Through acquisitions and an ongoing grass-roots program, the company has acquired 20,000 acres, Hulburt reports. “We are starting to lay out an initial drilling plan on multiwell pads,” he says. “It looks like we could have 15-well pads with 50-55 horizontal locations.”
The wells will target depths between 6,000 and 8,000 feet, Hulburt says, reporting that the company planned to spud its first well in October and have it completed by year’s end. “That well will have a lateral length of between 3,500 and 4,500 feet,” he indicates. “We envision going longer than that on future wells, so we probably are looking at per-well drilling costs between $5 million and $8 million.”
Hulburt says he is excited about the Utica. “Because of the liquids content, we think the play could yield much higher returns than the Marcellus,” he exudes.
But like any shale, understanding the Utica will take time. “Many of the public markets generally assume that because a shale is relatively uniform, it requires cookie-cutter development and every well will hit,” he observes. “Early on, that is not the case.”
As oil and gas companies prove up a play, the focus transitions to logistics, Hulburt notes. “Because our management team has done nothing but shale projects for the past decade, we have a good understanding of how to manage water and environmental concerns, get the proppant we need, and handle all the other tasks that go into making a shale play work,” he says.
Regarding water management, Hulburt says Ohio has some advantages over Pennsylvania. “The geology in Ohio is much more conducive to disposal wells than the geology in Pennsylvania,” he explains. “There are already several disposal wells, and it is much easier to get permits for them.

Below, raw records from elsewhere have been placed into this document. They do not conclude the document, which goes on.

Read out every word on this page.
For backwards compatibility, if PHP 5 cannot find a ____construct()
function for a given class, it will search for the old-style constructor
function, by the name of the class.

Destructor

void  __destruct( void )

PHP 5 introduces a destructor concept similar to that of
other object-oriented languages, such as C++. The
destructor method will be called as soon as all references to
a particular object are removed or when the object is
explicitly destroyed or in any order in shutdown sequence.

That is good, because disposal wells are the most environmentally responsible way to get rid of frac flow-back water, and they are much less expensive than the water treatment technology the Marcellus Shale ultimately will require.”
Hulburt says Eclipse plans to continue being a significant player in the Appalachian region, and eventually will look at expanding into shale plays across the country. “Our number one objective is to grow a profitable, well-respected and environmentally responsible company in the Appalachian Basin,” he states.